This thread has been locked.

If you have a related question, please click the "Ask a related question" button in the top right corner. The newly created question will be automatically linked to this question.

Improving the performance via Intrinsics!

Other Parts Discussed in Thread: TMS320C6678

Hi all,

         I'm presently concentrated on improving the performance of my code. By performance I refer to speeding up without sacrificing the quality. I'm working with TMS320C6678 in CCSv5.1.
There are lots of mathematical calculations and loops in my code. I have done most of compiler optimisations in CCS referring to Optimising compiler guide. That really got worked. Now I have optimise using intrinsics. I replaced the mathematical calculations (multiplications, divisons etc) with corresponding intrinsics. Using intrinsics consumed more time to give the output the the quality was maintained. I have'nt tried any SIMD intsructions. Could anyone help on how to use these SIMD intrinsics?

Regards,

Sohal

  • This tutorial shows you one way to get SIMD instructions without using intrinsics.

    If you want to learn more about applying intrinsics generally, I recommend you get the DSPLIB package.  It may already have an implementation of the routine you need.  Even if it doesn't, there is likely to be something close.  The value is in looking at the source code.  For each routine, there are two implementations.  One is in natural C, i.e. the most straightforward implementation of the routine.  The other implementation is the one actually supplied in the library.  All sorts of optimization tricks are present, including use of intrinsics.  Comparing the two routines is very helpful.  It shows you how the intrinsics are intended to be used, and how to restructure your code to use them.

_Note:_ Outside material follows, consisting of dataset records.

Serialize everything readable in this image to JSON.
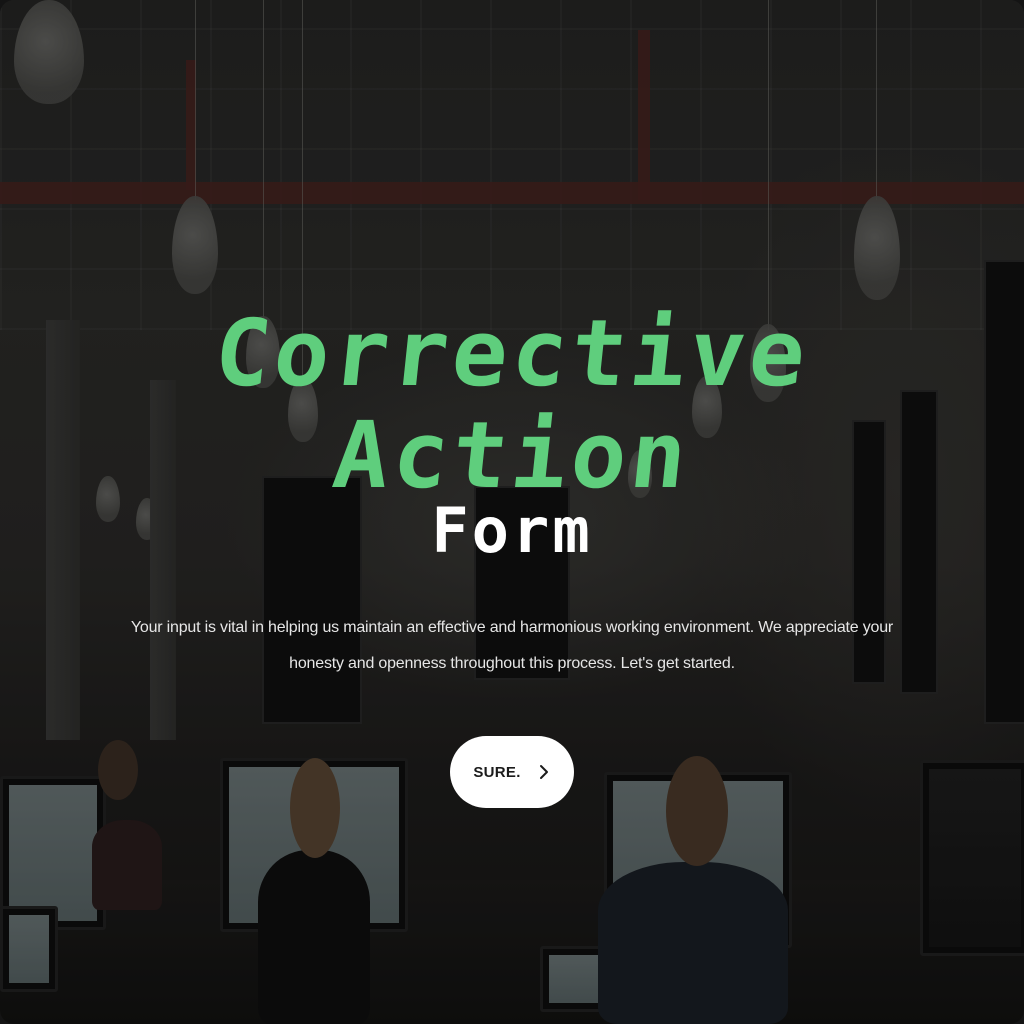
{
  "hero": {
    "title_line_1": "Corrective",
    "title_line_2": "Action",
    "title_line_3": "Form",
    "intro_text": "Your input is vital in helping us maintain an effective and harmonious working environment. We appreciate your honesty and openness throughout this process. Let's get started."
  },
  "start_button": {
    "label": "SURE.",
    "icon": "chevron-right-icon"
  },
  "colors": {
    "title_accent": "#5fce7d",
    "title_secondary": "#ffffff",
    "button_background": "#ffffff",
    "button_text": "#1b1b1b"
  },
  "background": {
    "icon": "office-photo"
  }
}
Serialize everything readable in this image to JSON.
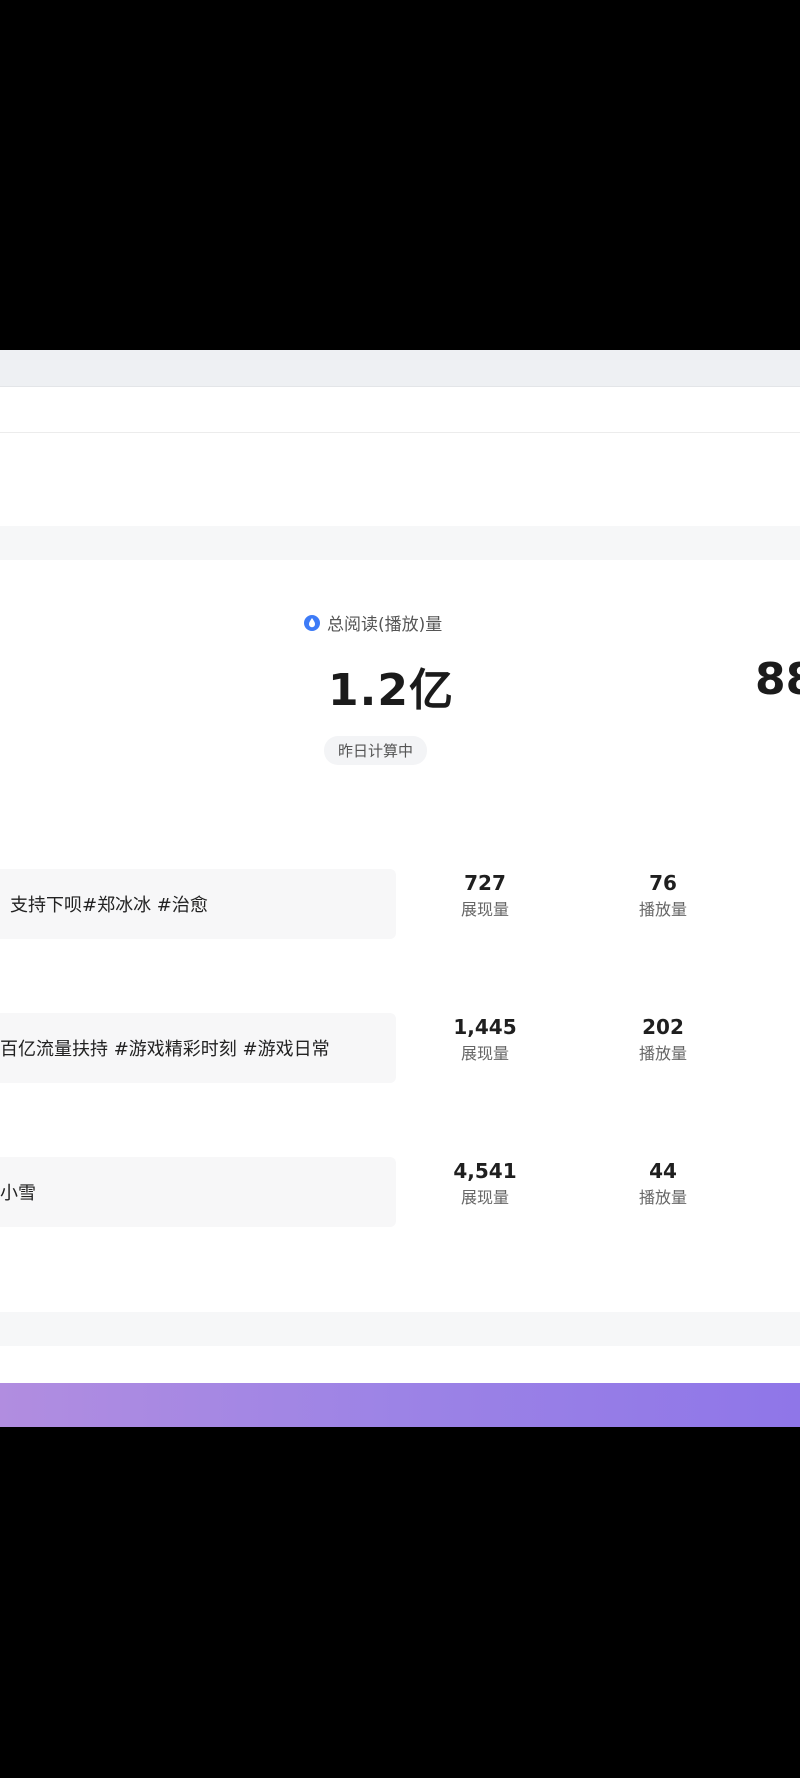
{
  "stats": {
    "label": "总阅读(播放)量",
    "value": "1.2亿",
    "value_partial": "88",
    "status": "昨日计算中",
    "icon": "blue-droplet-icon",
    "accent_color": "#3d7bf7"
  },
  "rows": [
    {
      "title": "支持下呗#郑冰冰 #治愈",
      "impressions": "727",
      "impressions_label": "展现量",
      "plays": "76",
      "plays_label": "播放量"
    },
    {
      "title": "百亿流量扶持 #游戏精彩时刻 #游戏日常",
      "impressions": "1,445",
      "impressions_label": "展现量",
      "plays": "202",
      "plays_label": "播放量"
    },
    {
      "title": "小雪",
      "impressions": "4,541",
      "impressions_label": "展现量",
      "plays": "44",
      "plays_label": "播放量"
    }
  ]
}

    For example, the natural C implementation of matrix multiply is the file install_root/packages/ti/dsplib/src/DSP_mat_mul/c66/DSP_mat_mul_cn.c .  The optimized implementation is install_root/packages/ti/dsplib/src/DSP_mat_mul/c66/DSP_mat_mul.c .  You'll see it uses several intrinsics.

    Thanks and regards,

    -George

  • Dear georgem,

                   Thanks for the reply.
    I have been going through the DSPLIB source and comparing the natural C version and the intrinsic version and trying to learn from them. If you can provide with me a small example as to how to implement a for loop including multiplication of values in two arrays by intrinsics, that would be nice.....

    Regards,

    Sohal